I nearly went to Turkey. Once in the late sixties I was on a schools’ cruise ship in the Med. Turkey was on the itinerary but there were tensions about Cyprus between Turkey and Greece, and the captain decided to play safe and refused to dock there. I still haven’t visited and have to admit it is not on my wish list.
If Elif Shafak was working for the Turkish tourist board no one would ever choose to go there. Oh my goodness she is so, so harsh about the country where she was born and brought up. This Turkish/British writer (who lives in London and celebrates the freedom she enjoys here) is a very political person. I heard her speak at the Oxford Literary Festival in the spring. The subject was supposed to be her new book ‘Rivers in the Sky’ but she stated that she was more than happy to talk about Turkish politics … and she did, at length and showing a prodigious knowledge and understanding of current events.

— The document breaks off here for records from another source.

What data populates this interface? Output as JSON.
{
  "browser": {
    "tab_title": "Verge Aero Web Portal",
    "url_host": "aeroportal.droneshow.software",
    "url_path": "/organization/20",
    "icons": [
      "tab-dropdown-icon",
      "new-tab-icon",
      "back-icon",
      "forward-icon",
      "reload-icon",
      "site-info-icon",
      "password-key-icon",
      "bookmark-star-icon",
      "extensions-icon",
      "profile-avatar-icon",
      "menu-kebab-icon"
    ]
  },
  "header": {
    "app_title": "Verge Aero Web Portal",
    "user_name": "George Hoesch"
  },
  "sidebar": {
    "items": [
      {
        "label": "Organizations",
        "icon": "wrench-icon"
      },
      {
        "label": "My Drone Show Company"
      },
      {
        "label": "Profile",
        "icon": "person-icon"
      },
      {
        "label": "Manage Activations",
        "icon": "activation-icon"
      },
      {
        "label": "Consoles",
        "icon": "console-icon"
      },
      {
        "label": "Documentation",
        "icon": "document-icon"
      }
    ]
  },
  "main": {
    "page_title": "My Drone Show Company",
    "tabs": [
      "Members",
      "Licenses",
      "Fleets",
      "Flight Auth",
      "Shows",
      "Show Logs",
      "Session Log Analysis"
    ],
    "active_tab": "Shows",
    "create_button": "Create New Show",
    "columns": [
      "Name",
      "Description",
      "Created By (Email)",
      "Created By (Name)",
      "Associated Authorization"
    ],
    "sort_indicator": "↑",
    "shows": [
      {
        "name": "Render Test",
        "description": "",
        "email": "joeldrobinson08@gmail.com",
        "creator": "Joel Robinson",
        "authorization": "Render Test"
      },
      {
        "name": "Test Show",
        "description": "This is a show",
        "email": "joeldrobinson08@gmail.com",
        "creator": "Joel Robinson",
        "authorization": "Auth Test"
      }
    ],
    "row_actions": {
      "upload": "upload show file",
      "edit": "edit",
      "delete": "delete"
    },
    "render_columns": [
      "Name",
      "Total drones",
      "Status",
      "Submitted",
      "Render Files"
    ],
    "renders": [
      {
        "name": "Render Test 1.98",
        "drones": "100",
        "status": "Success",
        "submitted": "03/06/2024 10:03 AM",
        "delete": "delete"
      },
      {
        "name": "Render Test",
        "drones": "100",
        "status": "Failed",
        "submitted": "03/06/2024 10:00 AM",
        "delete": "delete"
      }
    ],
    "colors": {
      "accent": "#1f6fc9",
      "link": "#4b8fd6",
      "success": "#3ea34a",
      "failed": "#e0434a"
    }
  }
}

This 2016 novel is a wonderful read. I couldn’t leave it alone and finished in a couple of days. Three Muslim girls from very different backgrounds meet at Oxford University. The main character is Peri who has grown up in Istanbul with a pious, religious mother and a father who is only Muslim by culture … and barely that. At Oxford she meets Shirin from Iran who appears to be loudly against everything that Islam stands for and Mona, who defines herself as Egyptian- American and an observant, practising Muslim by choice. They are the Three Daughters of Eve, Shirin the sinner, Mona the believer and Peri, well, she is just totally confused.
Therein lies the story. The narrative flips between Peri as a fresher at Oxford and as a wife and mother two decades later back in Istanbul. Everything about the conundrum of Turkey is used as material for this story. The river Bosphorus separates the Asian side of Istanbul from the European and this provides a very satisfying geographical metaphor. Where does Turkey wish to be? Democracy is discussed and whether a benevolent dictator is preferable. Where does Islam sit in the lives of most Turkish people and inevitably the role of women, within Islam and the world, in general is central to the whole story.
This may be the very best of all the Elif Shafak books I have read. Loved it.